If you outsource your legal marketing to an agency, you must ensure it adheres to the rules governing legal advertising.
Your Advertising Must Not Mislead
While there are specific rules in each state governing legal advertising, the overarching principle is encapsulated in the first sentence of Model Rule 7.1: “A lawyer shall not make a false or misleading communication about the lawyer or the lawyer’s services.”
It is much harder to know the impact of a potentially misleading ad than it is to know whether a contract paralegal’s work fulfilled the lawyer’s duties of competence and diligence. If an advertising agency or platform does not follow the rules of professional conduct, the potential harm to the general public is unquantifiable.
Generally, to be subject to attorney advertising rules, the communication must be made by the attorney for the primary purpose of soliciting business. If someone else says something about you or your services, the advertising rules do not apply because you did not say it. If you put out a statement publicly, but the statement is not intended to solicit business (a tricky point heavily analyzed by regulators), it will not be subject to advertising rules.
But an ad you purchase on Avvo or a pay-per-click ad you place on Google is a statement made by you for the primary purpose of soliciting business, and it is advertising. Under Model Rule 5.3, you must supervise the service publishing and maintaining the ad to ensure compliance with your ethical obligations. The advertising service may not permissibly violate the rules any more than you may, so if your ad is holding you out as an expert in an unfamiliar area of practice, you have a real problem.
Related: Unethical Conduct: Can You Protect Your Clients from Solicitation?
You Cannot Control Many Digital Advertising Platforms
On your website, blog, or social media platforms, you can often quickly revise your ad to ensure compliance with your state’s ethical rules. However, with many digital advertising platforms, your ability to ensure the ad is just as you want it to be and remains that way is extremely limited.

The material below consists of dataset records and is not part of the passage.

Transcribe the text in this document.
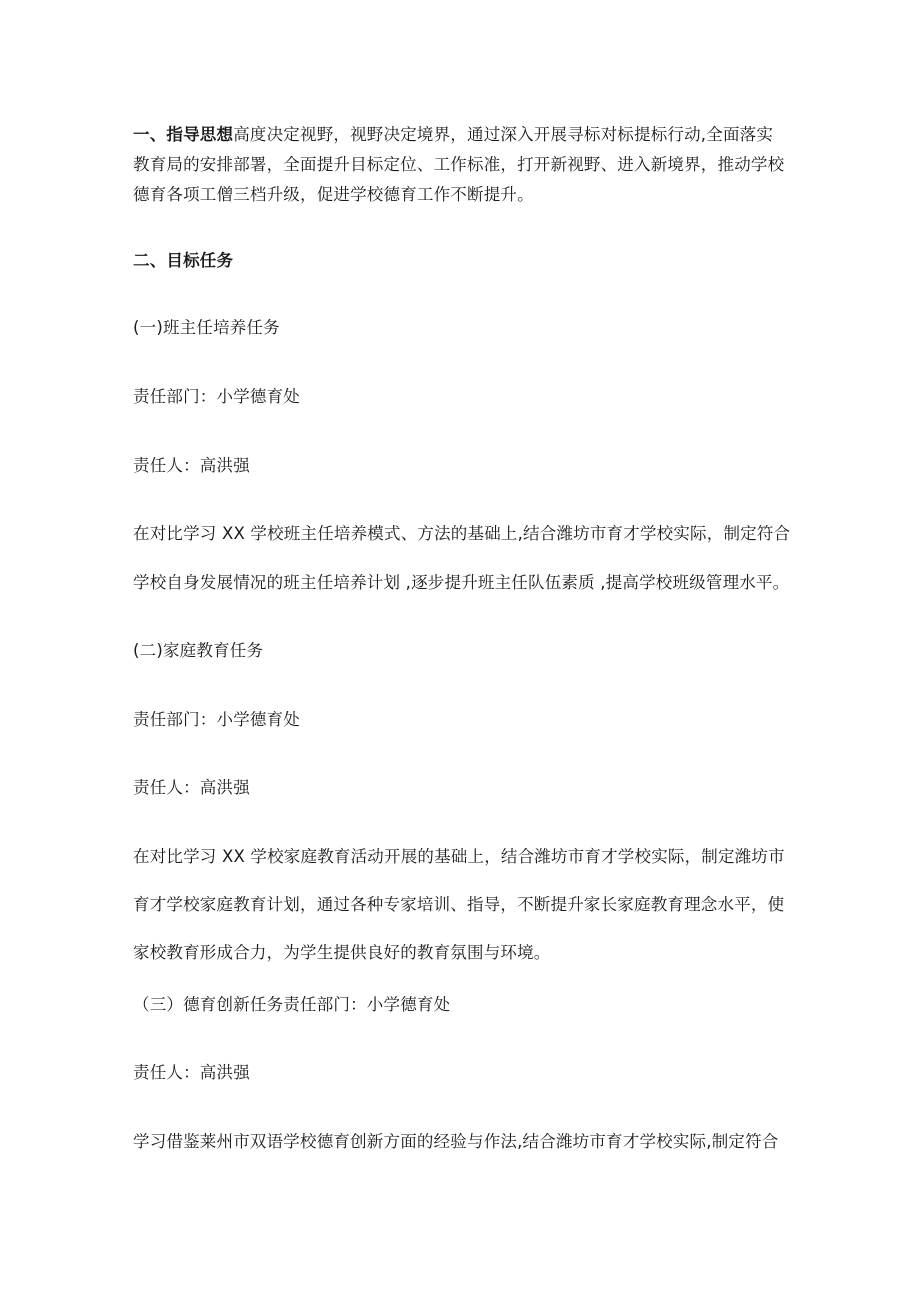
一、指导思想高度决定视野，视野决定境界，通过深入开展寻标对标提标行动,全面落实
教育局的安排部署，全面提升目标定位、工作标准，打开新视野、进入新境界，推动学校
德育各项工僧三档升级，促进学校德育工作不断提升。
二、目标任务
(一)班主任培养任务
责任部门：小学德育处
责任人：高洪强
在对比学习 XX 学校班主任培养模式、方法的基础上,结合潍坊市育才学校实际，制定符合
学校自身发展情况的班主任培养计划 ,逐步提升班主任队伍素质 ,提高学校班级管理水平。
(二)家庭教育任务
责任部门：小学德育处
责任人：高洪强
在对比学习 XX 学校家庭教育活动开展的基础上，结合潍坊市育才学校实际，制定潍坊市
育才学校家庭教育计划，通过各种专家培训、指导，不断提升家长家庭教育理念水平，使
家校教育形成合力，为学生提供良好的教育氛围与环境。
（三）德育创新任务责任部门：小学德育处
责任人：高洪强
学习借鉴莱州市双语学校德育创新方面的经验与作法,结合潍坊市育才学校实际,制定符合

Consider an ad on a directory site like Avvo.com. With Avvo, you can advertise your legal services to specific subscribers using keywords. You can even edit the tagline of your ad and your profile based on the keyword. But it is important to remember you have no actual control over the programming of the site. For instance, if you are a personal injury lawyer, it is possible that an error made by your preferred advertising platform will start showing your ad in response to searches for trusts and estates lawyers—potentially putting you in the crosshairs of Model Rule 7.1.
You Cannot Delegate Everything
The ABA Model Rules make it clear that even when you engage non-lawyers to perform functions in your practice (be it trust accounting, money management, legal research, or administrative functions), they cannot commit acts you are not permitted to commit. The clearest statement of this is Model Rule 5.3, Responsibilities Regarding Non-Lawyer Assistance, which imposes a duty to ensure non-lawyers are not violating legal advertising rules. You are responsible for a non-lawyer’s violation of the rules if you knowingly order or fail to remedy the violation.
Related: [PODCAST] How to Delegate Effectively with Lori Gonzalez
Rule 5.3 is written in the context of in-house assistance, but comment 3 to Rule 5.3 clarifies that it also applies to non-lawyers who provide services you contract—including document management companies and contract paralegals: “When using such services outside the firm, a lawyer must make reasonable efforts to ensure that the services are provided in a manner that is compatible with the lawyer’s professional obligations.”
How to Ensure Advertising Compliance
Practically speaking, you are not required to look over the shoulder of your service providers, nor do you need to know how the back office work is done. Instead, you must make reasonable efforts to ensure that advertising complies with attorney advertising rules. If your address must appear on your advertisements, you need to make sure that when you design your ad with a design agency, your address appears. If your state prohibits the use of certain words like specialist, you need to work with the design agency to ensure that the word does not appear.
Then, once the ad is live, you are responsible for monitoring how it continues to appear. Reasonable diligence in monitoring the way your ad is presented is required to make sure you continue to remain in compliance.
You can also ensure compliance using other media you do control, such as your website. For example, if a banner ad or a Google Adwords ad contains only a few words (which cannot possibly contain every disclaimer required by your state’s rules), the ad will link to your website, where you can ensure that all requirements are met.
Bottom line: Advertising through a service in which you abdicate some level of control over your presentation does not relieve you of your ethical obligations. You remain responsible for monitoring your public statements to remain compliant.